Dyer’s eclecticism of sources – names checked include Heidegger and Bo Derek – and lightness of tone are deceptive. This is a rigorous book, and one that celebrates properly a lifelong devotion to an artistic masterpiece. But it is also entertaining. As such, it is almost revolutionary in form. It is often said of contemporary culture that it has lost its sense of hierarchy, but that is something to be applauded rather than regretted. This is actually how it feels to engage with great art: one minute you are rapt with admiration, the next you chuckle to yourself because a prop in the corner of the frame reminds you of a naughty school friend. There is always randomness amid the reverence. To pretend otherwise is to submit to pomposity.

That is not to say that Dyer’s elegant diversions always succeed. He treads a fine line between clever imaginative leaps and self-indulgence. There is an uncomfortable section on watching the Hollywood remake of Solaris in which he is taken aback (at some length) by his wife’s resemblance to the film’s leading actress, Natascha McElhone: “I whispered to my wife, ‘She looks incredibly like you.’ ‘I know,’ my wife whispered back.” How lovely for them both.

A certain pleased-with-itself quality in Dyer’s prose is at odds with the agonised quests described within it. Of all the Christian values to be detected in Tarkovsky’s films, humility is among the most powerful. It is not notable in Dyer’s writing. Certain cutting judgments come dangerously close to glibness. It is like reading AA Gill on Schopenhauer. And the author is surely too scathing, considering the absence of supporting argument, on Krzysztof Kieslowski, Luis Buñuel and Lars von Trier. Another book, perhaps.

But it is the way Dyer handles the climax of Stalker that ultimately converted me to his cause. Describing a magical sequence, which he rightly describes as “one of the all-redeeming moments of any art form”, he submits to Tarkovsky’s almost supernatural powers of evocation, and finally tells his story straight. There is no interpretation offered, no larky digression, just the relaxed confidence of a man who has surrendered to the transcendent effects of a work of art.
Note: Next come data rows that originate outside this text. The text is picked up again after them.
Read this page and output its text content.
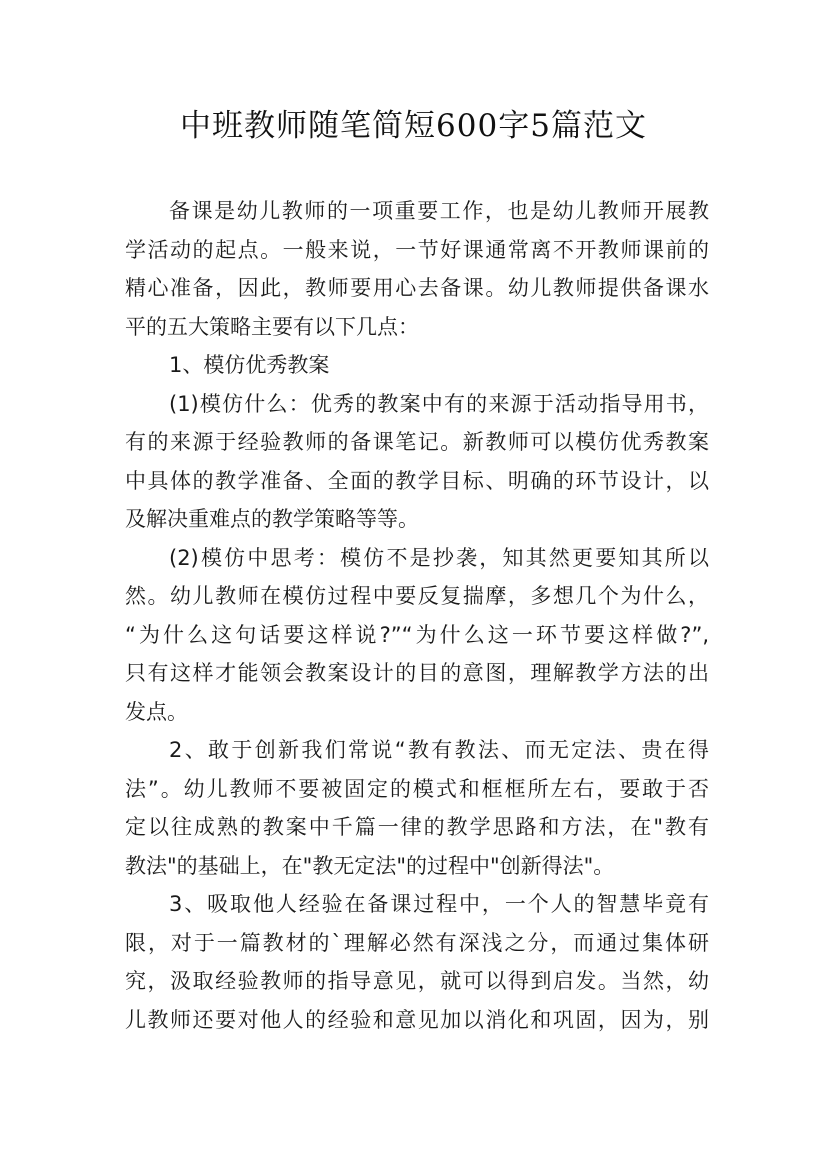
中班教师随笔简短600字5篇范文
备课是幼儿教师的一项重要工作，也是幼儿教师开展教
学活动的起点。一般来说，一节好课通常离不开教师课前的
精心准备，因此，教师要用心去备课。幼儿教师提供备课水
平的五大策略主要有以下几点：
1、模仿优秀教案
(1)模仿什么：优秀的教案中有的来源于活动指导用书，
有的来源于经验教师的备课笔记。新教师可以模仿优秀教案
中具体的教学准备、全面的教学目标、明确的环节设计，以
及解决重难点的教学策略等等。
(2)模仿中思考：模仿不是抄袭，知其然更要知其所以
然。幼儿教师在模仿过程中要反复揣摩，多想几个为什么，
“为什么这句话要这样说?”“为什么这一环节要这样做?”,
只有这样才能领会教案设计的目的意图，理解教学方法的出
发点。
2、敢于创新我们常说“教有教法、而无定法、贵在得
法”。幼儿教师不要被固定的模式和框框所左右，要敢于否
定以往成熟的教案中千篇一律的教学思路和方法，在"教有
教法"的基础上，在"教无定法"的过程中"创新得法"。
3、吸取他人经验在备课过程中，一个人的智慧毕竟有
限，对于一篇教材的`理解必然有深浅之分，而通过集体研
究，汲取经验教师的指导意见，就可以得到启发。当然，幼
儿教师还要对他人的经验和意见加以消化和巩固，因为，别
Like me, Dyer has reservations about the DVD age, missing the days when, if you wanted to see a film again, you had to wait for weeks and comb the weekly film listings. When you found a screening, it was an event that would shape your week. That was part of the pure joy of watching pure cinema. Don’t even think, says Dyer, of watching Stalker on the small screen: “One cannot watch Stalker on TV for the simple reason that the Zone is cinema; it does not even exist on telly.” There really was a time when cinema mattered that much.